Bring your list of questions to the doc’s office–they have a list too!

Bring Your List to the Doctor's Office, They Have One Too

Interesting list of things doctors should do when seeing a patient.

Everyone hates waiting for the doctor.  This is cool information about how doctors want to stay on schedule too.  They want to handle their time effectively; knowing what they say to their patients profoundly affects this.

Dr. Michelle E. Lutton, who works with young docs in the Family Medicine Residency Program at Moses Cone Health System in Greensboro, North Carolina, outlines the steps that doctors should take to get the most out of an office visit.  If medical residents master the seven skills below, both physician and patient will get greater satisfaction from the limitations of the office visit.

1. Start with an agenda.  Your doctor should begin by asking you the reason for your visit, and he should continue to ask you, “Is there anything else?” until the two of you have established what needs to be addressed.  He might add some tests or lab work to the agenda.  Then you both review the agenda so that you know what can be covered now and what will be dealt with at a future visit, if one is necessary.

2. Use verbal cues.  Your doctor should let you know exactly what is going to happen at this visit first, second etc.  She might mention that a phlebotomist is going to draw your blood while she contacts the physician she is referring you to; she might mention getting medication samples while you dress, and that you both will discuss a medication schedule when she returns.  You don’t ever want to be left in the exam room wondering where your doctor went and what you are supposed to be doing and how the rest of the visit is going to go.  The concept is you and your doctor are always on the same page.

3. Address the patient’s emotions upfront.  Your doctor may be familiar with the

BATHE Technique.  It helps her to discover a patient’s emotional state sooner in the visit than later.  If a patient breaks down, the agenda could again be hi-jacked.  The word BATHE comes from the first word in the steps to the technique:

Background: “What’s going on in your life?”

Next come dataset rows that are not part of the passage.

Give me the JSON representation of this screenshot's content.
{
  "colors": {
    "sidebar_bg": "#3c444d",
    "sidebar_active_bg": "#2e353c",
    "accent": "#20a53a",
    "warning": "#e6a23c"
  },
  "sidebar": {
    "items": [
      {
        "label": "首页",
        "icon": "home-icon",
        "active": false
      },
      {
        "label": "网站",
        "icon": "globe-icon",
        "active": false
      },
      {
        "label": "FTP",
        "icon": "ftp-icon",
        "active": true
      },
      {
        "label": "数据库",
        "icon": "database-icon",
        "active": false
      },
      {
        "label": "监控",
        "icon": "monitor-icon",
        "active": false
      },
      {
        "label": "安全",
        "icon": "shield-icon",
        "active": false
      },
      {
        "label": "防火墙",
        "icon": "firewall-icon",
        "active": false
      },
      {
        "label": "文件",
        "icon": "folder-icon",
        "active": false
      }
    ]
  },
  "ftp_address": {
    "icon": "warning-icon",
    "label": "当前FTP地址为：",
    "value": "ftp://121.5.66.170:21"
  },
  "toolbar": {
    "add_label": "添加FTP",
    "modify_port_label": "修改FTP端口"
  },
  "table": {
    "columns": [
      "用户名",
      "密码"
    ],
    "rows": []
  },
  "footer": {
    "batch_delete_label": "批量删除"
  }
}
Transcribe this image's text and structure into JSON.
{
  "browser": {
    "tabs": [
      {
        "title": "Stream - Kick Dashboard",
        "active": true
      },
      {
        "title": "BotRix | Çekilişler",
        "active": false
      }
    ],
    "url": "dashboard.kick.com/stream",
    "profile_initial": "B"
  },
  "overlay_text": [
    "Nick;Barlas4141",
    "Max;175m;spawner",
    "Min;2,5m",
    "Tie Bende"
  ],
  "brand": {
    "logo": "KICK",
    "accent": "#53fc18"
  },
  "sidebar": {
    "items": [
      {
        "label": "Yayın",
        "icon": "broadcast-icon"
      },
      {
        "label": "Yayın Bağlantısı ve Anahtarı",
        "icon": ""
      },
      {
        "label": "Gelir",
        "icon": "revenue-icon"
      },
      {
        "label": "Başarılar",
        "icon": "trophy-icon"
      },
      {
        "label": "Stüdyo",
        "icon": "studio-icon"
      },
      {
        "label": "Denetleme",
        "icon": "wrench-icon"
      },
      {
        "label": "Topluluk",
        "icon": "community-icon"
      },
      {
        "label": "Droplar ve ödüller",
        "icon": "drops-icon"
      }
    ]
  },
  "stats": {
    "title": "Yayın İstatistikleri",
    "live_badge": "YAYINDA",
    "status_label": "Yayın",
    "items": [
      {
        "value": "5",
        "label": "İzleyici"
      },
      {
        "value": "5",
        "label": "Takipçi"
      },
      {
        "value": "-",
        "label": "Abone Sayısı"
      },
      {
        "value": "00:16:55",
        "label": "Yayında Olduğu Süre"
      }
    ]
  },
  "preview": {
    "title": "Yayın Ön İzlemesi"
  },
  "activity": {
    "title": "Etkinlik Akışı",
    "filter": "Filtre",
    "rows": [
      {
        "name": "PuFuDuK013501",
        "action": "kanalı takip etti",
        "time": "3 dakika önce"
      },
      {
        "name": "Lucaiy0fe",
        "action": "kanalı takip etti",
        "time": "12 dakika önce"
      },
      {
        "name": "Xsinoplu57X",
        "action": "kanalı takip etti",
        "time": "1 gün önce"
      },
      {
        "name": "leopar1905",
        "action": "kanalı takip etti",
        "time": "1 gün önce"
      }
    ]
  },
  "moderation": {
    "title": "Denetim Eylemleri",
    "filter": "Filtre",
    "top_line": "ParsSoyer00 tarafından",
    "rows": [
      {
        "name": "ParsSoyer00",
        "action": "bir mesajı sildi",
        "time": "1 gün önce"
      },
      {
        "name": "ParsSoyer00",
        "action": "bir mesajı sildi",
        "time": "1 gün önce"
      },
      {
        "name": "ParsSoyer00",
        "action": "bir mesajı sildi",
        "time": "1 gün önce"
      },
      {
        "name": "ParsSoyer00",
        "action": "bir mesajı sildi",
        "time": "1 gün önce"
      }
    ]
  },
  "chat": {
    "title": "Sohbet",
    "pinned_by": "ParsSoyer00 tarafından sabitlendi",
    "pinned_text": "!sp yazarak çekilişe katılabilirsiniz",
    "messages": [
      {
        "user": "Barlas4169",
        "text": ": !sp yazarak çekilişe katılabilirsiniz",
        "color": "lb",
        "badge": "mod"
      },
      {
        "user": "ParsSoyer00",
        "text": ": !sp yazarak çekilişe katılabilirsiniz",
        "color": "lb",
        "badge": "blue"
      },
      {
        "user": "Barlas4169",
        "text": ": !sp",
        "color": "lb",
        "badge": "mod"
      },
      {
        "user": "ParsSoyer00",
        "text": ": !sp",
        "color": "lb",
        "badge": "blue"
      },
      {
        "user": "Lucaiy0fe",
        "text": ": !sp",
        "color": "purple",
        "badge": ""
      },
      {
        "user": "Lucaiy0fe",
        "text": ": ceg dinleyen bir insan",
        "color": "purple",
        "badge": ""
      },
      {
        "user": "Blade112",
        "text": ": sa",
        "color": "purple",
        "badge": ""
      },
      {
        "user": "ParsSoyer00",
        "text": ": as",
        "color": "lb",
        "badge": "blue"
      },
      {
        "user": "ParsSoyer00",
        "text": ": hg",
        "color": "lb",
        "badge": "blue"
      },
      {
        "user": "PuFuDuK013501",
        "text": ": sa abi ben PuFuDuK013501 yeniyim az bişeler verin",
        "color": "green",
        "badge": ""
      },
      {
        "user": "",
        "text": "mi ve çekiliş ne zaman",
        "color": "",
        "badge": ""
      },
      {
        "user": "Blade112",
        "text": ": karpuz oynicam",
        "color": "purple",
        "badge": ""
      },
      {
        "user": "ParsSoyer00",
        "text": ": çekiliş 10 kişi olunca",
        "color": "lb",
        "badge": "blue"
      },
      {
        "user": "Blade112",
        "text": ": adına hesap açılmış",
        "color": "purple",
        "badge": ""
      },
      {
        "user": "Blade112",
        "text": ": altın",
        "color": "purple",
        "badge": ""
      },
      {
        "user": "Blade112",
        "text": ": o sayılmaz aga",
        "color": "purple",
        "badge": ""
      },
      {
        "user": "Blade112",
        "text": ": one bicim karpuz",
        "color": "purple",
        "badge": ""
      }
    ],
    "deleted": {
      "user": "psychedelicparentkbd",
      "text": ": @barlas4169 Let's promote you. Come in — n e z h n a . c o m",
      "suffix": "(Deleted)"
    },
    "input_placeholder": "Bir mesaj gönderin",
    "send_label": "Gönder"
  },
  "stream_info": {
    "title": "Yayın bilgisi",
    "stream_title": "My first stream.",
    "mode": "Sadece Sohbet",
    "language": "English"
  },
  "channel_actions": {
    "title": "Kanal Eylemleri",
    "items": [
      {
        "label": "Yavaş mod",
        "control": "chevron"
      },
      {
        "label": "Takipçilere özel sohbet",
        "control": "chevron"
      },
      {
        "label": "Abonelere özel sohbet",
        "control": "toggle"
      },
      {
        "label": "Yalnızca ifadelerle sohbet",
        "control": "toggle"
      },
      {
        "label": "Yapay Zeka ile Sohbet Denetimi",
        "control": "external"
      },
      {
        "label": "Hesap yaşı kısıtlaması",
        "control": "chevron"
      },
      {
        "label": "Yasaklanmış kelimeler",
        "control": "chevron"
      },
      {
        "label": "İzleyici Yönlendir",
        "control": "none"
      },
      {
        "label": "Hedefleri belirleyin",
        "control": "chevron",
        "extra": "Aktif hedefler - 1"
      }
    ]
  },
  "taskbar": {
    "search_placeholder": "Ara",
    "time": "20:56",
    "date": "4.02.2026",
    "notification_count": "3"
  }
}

Affect:           “How do you feel about it?”

Troubles:       “What troubles or concerns you most about it?”

Handling:      “How are you handling or coping with it?”

Empathy:       “That must be difficult for you.”

4. Address your own emotions.  Your doctor has feelings too and might experience guilt or inadequacy in dealing with your condition.  But compensating by extending the office visit with aimless talk is counterproductive.  He should know to focus on those issues he can deal with and to promise you help by contacting other medical sources.

5. Have a seat.  Your doctor should sit down with you at the end of the visit to summarize what the two of you have accomplished.

6. Be prepared for “Oh by the way.”  Your doctor knows this can happen.  Often it takes the atmosphere of conversation to give a patient courage to bring up a sensitive medical issue like mental health or sexual problems.

7. Be more specific.   Finally, your doctor should ask at the end of the visit, “Do you have any questions about what we discussed today?” instead of the broader question which could again delay the end of the visit, “Do you have any more questions or concerns?”

If all doctors incorporated these goals and if YOU came prepared with your list of symptoms and questions as well as a list of the meds and vitamins and herbals you are taking everyone would have a better chance of staying on schedule!